Active policies and ambitious targets are essential to encourage more women in many developed countries to join the labour market, to ensure that women stand equal chances to get appointed to the top jobs, and to close the pay gap between men and women. The United States is a good example: without policies encouraging women’s participation in the workforce, the United States will continue to be a country where it is more likely that the person running a corporation is named John or David than is a woman. And this is not only a problem for women trying to climb the corporate ladder. The number of women in politics is also low: only 22 per cent of members of Congress are women, while there are almost twice as many men as women in the current administration.

Gender-inclusive growth is an area where even modern countries with high living standards (in relative terms) and well-educated populations don’t score as well as one would expect. In the United States, for instance, where about 40 per cent of the population is college-educated, 62 per cent of women of working age are active in the labour market — compared with 69 per cent in Canada, 68 per cent in Germany, and 74 per cent in Norway. Italy, another advanced economy and a member of the G7, performs even worse: only about 48 per cent of women are part of the labour market. Like Japan, Italy is struggling with ageing population, low fertility and an underperforming economy. All of the countries could be doing better if they increased women’s workforce participation.

The countries that excel at gender equality are the northern European states. For years, these countries have been promoting and implementing policies to narrow the gender gap. These policies stretch from maternity benefits for new mothers to excellent, cheap childcare (an area in which the United States, especially, scores poorly) to gender quotas for corporate boards (as in Norway where 40 per cent of corporate boards must be women as of 2006). These examples show that more active policies are needed to advance women’s rights and empower women in advanced economies. Assuming that being healthy, wealthy and well-educated would be enough to create the same opportunities for women as for men is not enough. In Britain, France, and Germany, for instance, policies to encourage women with children to stay in paid employment have resulted in a significant increase in the female participation to the labour market.

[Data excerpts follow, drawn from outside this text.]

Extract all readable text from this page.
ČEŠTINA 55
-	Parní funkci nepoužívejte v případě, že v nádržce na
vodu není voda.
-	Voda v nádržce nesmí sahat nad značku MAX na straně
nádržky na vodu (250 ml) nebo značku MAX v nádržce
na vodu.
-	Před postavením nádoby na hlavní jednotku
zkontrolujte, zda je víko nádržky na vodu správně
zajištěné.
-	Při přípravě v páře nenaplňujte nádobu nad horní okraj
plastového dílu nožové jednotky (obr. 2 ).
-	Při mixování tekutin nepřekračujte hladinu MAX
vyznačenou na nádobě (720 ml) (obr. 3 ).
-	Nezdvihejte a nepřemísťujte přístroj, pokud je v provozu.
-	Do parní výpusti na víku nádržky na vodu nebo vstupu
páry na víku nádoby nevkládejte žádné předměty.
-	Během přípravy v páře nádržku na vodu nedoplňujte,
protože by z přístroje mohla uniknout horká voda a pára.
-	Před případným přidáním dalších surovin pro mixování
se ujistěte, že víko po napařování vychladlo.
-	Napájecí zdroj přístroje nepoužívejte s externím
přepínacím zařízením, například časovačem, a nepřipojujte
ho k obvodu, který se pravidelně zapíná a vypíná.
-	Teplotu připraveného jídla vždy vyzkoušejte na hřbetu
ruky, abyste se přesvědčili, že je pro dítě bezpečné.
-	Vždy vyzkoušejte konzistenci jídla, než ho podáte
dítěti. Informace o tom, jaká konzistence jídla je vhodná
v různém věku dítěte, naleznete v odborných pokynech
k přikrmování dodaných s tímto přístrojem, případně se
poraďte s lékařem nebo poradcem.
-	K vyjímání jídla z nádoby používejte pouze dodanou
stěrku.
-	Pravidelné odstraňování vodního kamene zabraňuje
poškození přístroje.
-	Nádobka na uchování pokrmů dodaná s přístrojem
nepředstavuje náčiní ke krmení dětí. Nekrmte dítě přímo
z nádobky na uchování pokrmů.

But the global picture is less positive. Between 1990 and today, the women’s participation rate in the global labour force dropped from 57 to 55 per cent. While this reflects a variety of factors, including tighter labour markets in many countries, it also proves that female economic advancement is not a linear process. Assuming that gender equality can take care of itself is fallacious. There is no substitute for well-targeted active policies.

In 2014, the Global Gender Gap Report, compiled each year by the World Economic Forum, assigned the United States a score of 0.75 (a score of 1 indicates perfect equality) and 20th place in the total ranking. This puts the United States behind not just Switzerland and Sweden, but also Nicaragua, Rwanda, Burundi and South Africa. Clearly, gender equality is not only a matter of income and education. Even among the best-educated individuals, gender equality shouldn’t be taken for granted. According to a 2013 study of the balance between the work and life of Harvard faculty, female professors with children spend 20 more hours a week on household duties compared with their male colleagues.

The creation of the W20 as one of the G20 engagement groups — a proposal put forward by Chatham House and Australian National University and championed by Turkey as this year’s chair of the G20 — promises to engage the leading forum for economic and financial affairs on gender equality. Economic growth is, of course, prominent on the G20 agenda. Ensuring sustainable, balanced, robust growth is a challenge for many countries and many policymakers. Now it’s time for governments — of developed and developing countries alike — to get serious about gender-inclusive growth by setting achievable targets and assessing progress.